Eliminating Waste: Seven Potential Wastes That Could Be Keeping Your Business From Profitability

This article originally appeared in the December 2015 issue of Smart Business Philadelphia magazine.

When operating a business, whether you are manufacturing a product or offering a Steven E. Staugaitis, CPAservice, there are processes that are developed over time. These processes either add value or they add waste. The ability to eliminate waste is one of the most effective ways to drive additional profits.

“In eliminating waste, it is important to understand what waste is and where it can be found,” says Steven E. Staugaitis, Director, Audit & Accounting, at Kreischer Miller. “The automobile manufacturer Toyota is credited with identifying the seven prominent wastes that have become the foundation for lean manufacturing.”

Wastes can be identified by walking the business or brainstorming with team members in an organization.

Smart Business spoke with Staugaitis about the seven prominent wastes that could be holding your company back from achieving profitability.

1. Overproduction

Overproduction occurs when more of a product or service is produced than what is needed.

It can also occur when a product or service is produced before it is required. Companies that carry inventory can be guilty of this when they manufacture products to have ‘just in case’.

2. Waiting

Inefficient use of time causes waiting in an organization. This time can be identified as the lead time needed in waiting for the next step in the process. Waiting can be caused by ineffective layouts of shop floors, poor material flow, or production runs that are too long.

3. Transporting

Transportation between processes is a non-value cost that can lead to damage or loss. This often occurs because of an inefficient layout of a manufacturing operation or the shuffling of paper in an office environment.

4. Inappropriate processing

Another common waste is when organizations misuse their resources. This waste occurs when a company uses a CNC machine to cut a piece of sheet metal when a pair of shears would do.

In a service oriented organization, this often occurs when a senior partner is preparing information that a first year staff would be capable of preparing.

5. Unnecessary inventory

Unnecessary inventory is a direct result of overproduction and waiting. By reducing the unnecessary inventory, an organization can get to the root of other underlying problems.

6. Unnecessary motion

This waste is caused by the ergonomic layout of each employee’s workspace. It occurs when there are unnecessary instances of stretching, reaching or bending. These costs are often not apparent until a lawsuit ensues.

7. Defects

Defects can come in a variety of forms. Reworking and scrap incurred during a process along with the time delay that is required to fix a defect is the common source of this waste before the shipment of a deliverable product or service.

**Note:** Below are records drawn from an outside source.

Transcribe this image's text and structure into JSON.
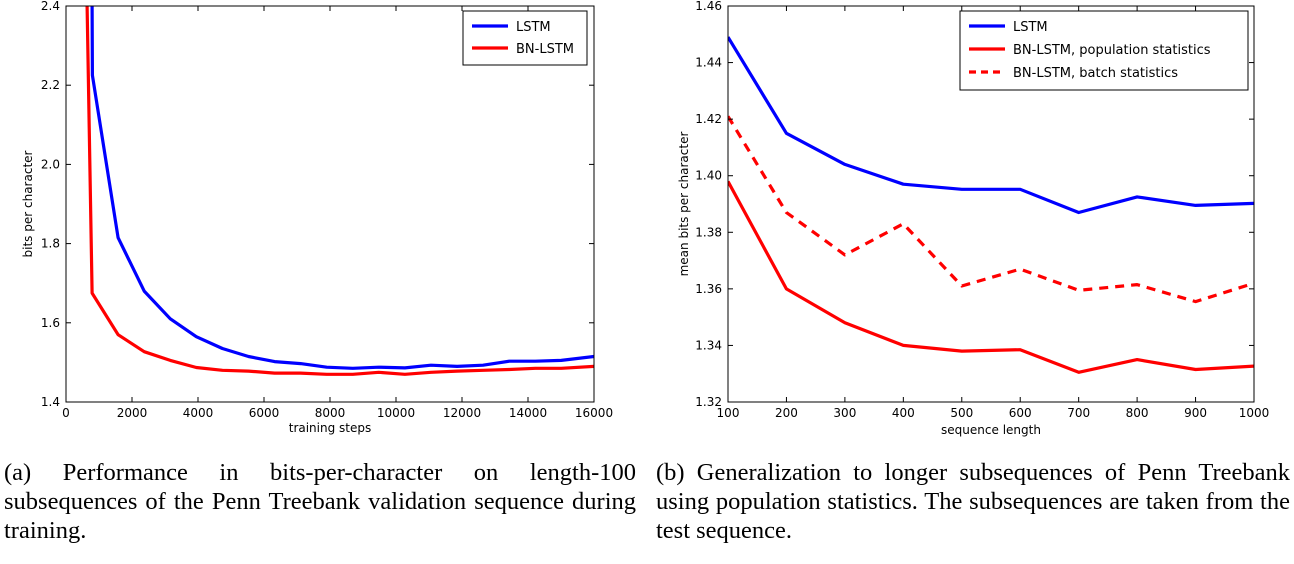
{
  "chart_data": [
    {
      "type": "line",
      "panel": "a",
      "xlabel": "training steps",
      "ylabel": "bits per character",
      "xlim": [
        0,
        16000
      ],
      "ylim": [
        1.4,
        2.4
      ],
      "xticks": [
        0,
        2000,
        4000,
        6000,
        8000,
        10000,
        12000,
        14000,
        16000
      ],
      "yticks": [
        1.4,
        1.6,
        1.8,
        2.0,
        2.2,
        2.4
      ],
      "xtick_labels": [
        "0",
        "2000",
        "4000",
        "6000",
        "8000",
        "10000",
        "12000",
        "14000",
        "16000"
      ],
      "ytick_labels": [
        "1.4",
        "1.6",
        "1.8",
        "2.0",
        "2.2",
        "2.4"
      ],
      "legend_position": "top-right",
      "series": [
        {
          "name": "LSTM",
          "color": "#0000ff",
          "dash": "solid",
          "x": [
            790,
            800,
            1580,
            2370,
            3160,
            3950,
            4740,
            5530,
            6320,
            7110,
            7900,
            8690,
            9480,
            10270,
            11060,
            11850,
            12640,
            13430,
            14220,
            15010,
            16000
          ],
          "y": [
            2.4,
            2.225,
            1.815,
            1.68,
            1.61,
            1.565,
            1.535,
            1.515,
            1.502,
            1.497,
            1.488,
            1.485,
            1.488,
            1.486,
            1.493,
            1.49,
            1.493,
            1.503,
            1.503,
            1.505,
            1.515
          ]
        },
        {
          "name": "BN-LSTM",
          "color": "#ff0000",
          "dash": "solid",
          "x": [
            640,
            790,
            1580,
            2370,
            3160,
            3950,
            4740,
            5530,
            6320,
            7110,
            7900,
            8690,
            9480,
            10270,
            11060,
            11850,
            12640,
            13430,
            14220,
            15010,
            16000
          ],
          "y": [
            2.4,
            1.675,
            1.57,
            1.527,
            1.505,
            1.487,
            1.48,
            1.478,
            1.473,
            1.473,
            1.47,
            1.47,
            1.475,
            1.47,
            1.475,
            1.478,
            1.48,
            1.482,
            1.485,
            1.485,
            1.49
          ]
        }
      ]
    },
    {
      "type": "line",
      "panel": "b",
      "xlabel": "sequence length",
      "ylabel": "mean bits per character",
      "xlim": [
        100,
        1000
      ],
      "ylim": [
        1.32,
        1.46
      ],
      "xticks": [
        100,
        200,
        300,
        400,
        500,
        600,
        700,
        800,
        900,
        1000
      ],
      "yticks": [
        1.32,
        1.34,
        1.36,
        1.38,
        1.4,
        1.42,
        1.44,
        1.46
      ],
      "xtick_labels": [
        "100",
        "200",
        "300",
        "400",
        "500",
        "600",
        "700",
        "800",
        "900",
        "1000"
      ],
      "ytick_labels": [
        "1.32",
        "1.34",
        "1.36",
        "1.38",
        "1.40",
        "1.42",
        "1.44",
        "1.46"
      ],
      "legend_position": "top-right",
      "series": [
        {
          "name": "LSTM",
          "color": "#0000ff",
          "dash": "solid",
          "x": [
            100,
            200,
            300,
            400,
            500,
            600,
            700,
            800,
            900,
            1000
          ],
          "y": [
            1.449,
            1.415,
            1.404,
            1.397,
            1.3952,
            1.3952,
            1.387,
            1.3925,
            1.3895,
            1.3902
          ]
        },
        {
          "name": "BN-LSTM, population statistics",
          "color": "#ff0000",
          "dash": "solid",
          "x": [
            100,
            200,
            300,
            400,
            500,
            600,
            700,
            800,
            900,
            1000
          ],
          "y": [
            1.398,
            1.36,
            1.348,
            1.34,
            1.338,
            1.3385,
            1.3305,
            1.335,
            1.3315,
            1.3327
          ]
        },
        {
          "name": "BN-LSTM, batch statistics",
          "color": "#ff0000",
          "dash": "dashed",
          "x": [
            100,
            200,
            300,
            400,
            500,
            600,
            700,
            800,
            900,
            1000
          ],
          "y": [
            1.421,
            1.387,
            1.372,
            1.383,
            1.361,
            1.367,
            1.3595,
            1.3615,
            1.3555,
            1.362
          ]
        }
      ]
    }
  ],
  "captions": {
    "a": "(a) Performance in bits-per-character on length-100 subsequences of the Penn Treebank validation sequence during training.",
    "b": "(b) Generalization to longer subsequences of Penn Treebank using population statistics. The subsequences are taken from the test sequence."
  }
}
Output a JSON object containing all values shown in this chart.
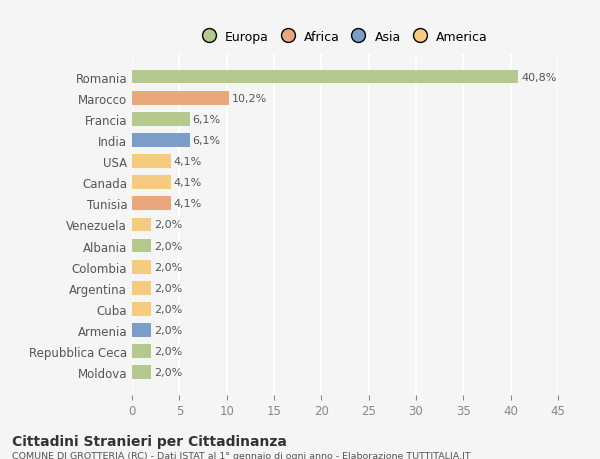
{
  "countries": [
    "Romania",
    "Marocco",
    "Francia",
    "India",
    "USA",
    "Canada",
    "Tunisia",
    "Venezuela",
    "Albania",
    "Colombia",
    "Argentina",
    "Cuba",
    "Armenia",
    "Repubblica Ceca",
    "Moldova"
  ],
  "values": [
    40.8,
    10.2,
    6.1,
    6.1,
    4.1,
    4.1,
    4.1,
    2.0,
    2.0,
    2.0,
    2.0,
    2.0,
    2.0,
    2.0,
    2.0
  ],
  "labels": [
    "40,8%",
    "10,2%",
    "6,1%",
    "6,1%",
    "4,1%",
    "4,1%",
    "4,1%",
    "2,0%",
    "2,0%",
    "2,0%",
    "2,0%",
    "2,0%",
    "2,0%",
    "2,0%",
    "2,0%"
  ],
  "colors": [
    "#b5c98e",
    "#e8a87c",
    "#b5c98e",
    "#7b9ec9",
    "#f5cc7f",
    "#f5cc7f",
    "#e8a87c",
    "#f5cc7f",
    "#b5c98e",
    "#f5cc7f",
    "#f5cc7f",
    "#f5cc7f",
    "#7b9ec9",
    "#b5c98e",
    "#b5c98e"
  ],
  "legend_labels": [
    "Europa",
    "Africa",
    "Asia",
    "America"
  ],
  "legend_colors": [
    "#b5c98e",
    "#e8a87c",
    "#7b9ec9",
    "#f5cc7f"
  ],
  "xlim": [
    0,
    45
  ],
  "xticks": [
    0,
    5,
    10,
    15,
    20,
    25,
    30,
    35,
    40,
    45
  ],
  "title": "Cittadini Stranieri per Cittadinanza",
  "subtitle": "COMUNE DI GROTTERIA (RC) - Dati ISTAT al 1° gennaio di ogni anno - Elaborazione TUTTITALIA.IT",
  "bg_color": "#f5f5f5",
  "grid_color": "#ffffff",
  "bar_height": 0.65
}
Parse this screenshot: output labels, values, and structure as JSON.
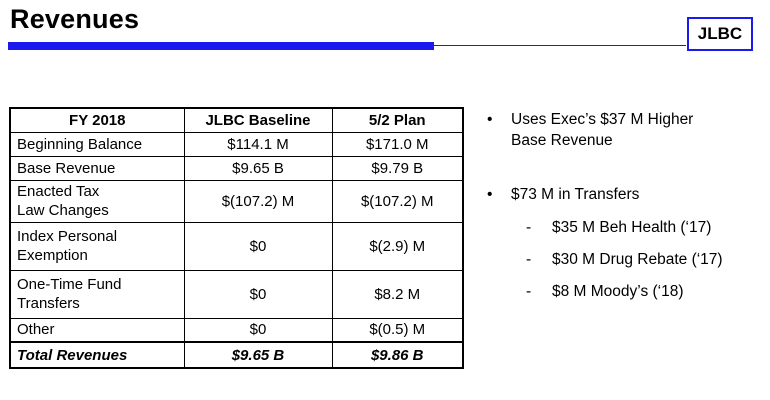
{
  "header": {
    "title": "Revenues",
    "logo_text": "JLBC"
  },
  "table": {
    "columns": [
      "FY 2018",
      "JLBC Baseline",
      "5/2 Plan"
    ],
    "rows": [
      {
        "label_line1": "Beginning Balance",
        "label_line2": "",
        "baseline": "$114.1 M",
        "plan": "$171.0 M"
      },
      {
        "label_line1": "Base Revenue",
        "label_line2": "",
        "baseline": "$9.65 B",
        "plan": "$9.79 B"
      },
      {
        "label_line1": "Enacted Tax",
        "label_line2": "Law Changes",
        "baseline": "$(107.2) M",
        "plan": "$(107.2) M"
      },
      {
        "label_line1": "Index Personal",
        "label_line2": "Exemption",
        "baseline": "$0",
        "plan": "$(2.9) M"
      },
      {
        "label_line1": "One-Time Fund",
        "label_line2": "Transfers",
        "baseline": "$0",
        "plan": "$8.2 M"
      },
      {
        "label_line1": "Other",
        "label_line2": "",
        "baseline": "$0",
        "plan": "$(0.5) M"
      }
    ],
    "total": {
      "label": "Total Revenues",
      "baseline": "$9.65 B",
      "plan": "$9.86 B"
    }
  },
  "bullets": [
    {
      "marker": "•",
      "line1": "Uses Exec’s $37 M Higher",
      "line2": "Base Revenue"
    },
    {
      "marker": "•",
      "line1": "$73 M in Transfers",
      "line2": ""
    }
  ],
  "sub_bullets": [
    {
      "marker": "-",
      "text": "$35 M Beh Health (‘17)"
    },
    {
      "marker": "-",
      "text": "$30 M Drug Rebate (‘17)"
    },
    {
      "marker": "-",
      "text": "$8 M Moody’s (‘18)"
    }
  ]
}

After a defect has been detected, the costs to fix it can be great and even detrimental if it costs the business a customer.

Identifying these wastes in your business is only part of the process. Short-term gains can be realized when you begin to eliminate waste. But organizations really profit when they engrain waste reduction as part of their culture. Making the long-term commitment can transform a company from good to great.

In order to achieve this objective, both employees and leaders at every level of the organization must be diligent about finding ways to make their own individual contribution to the effort.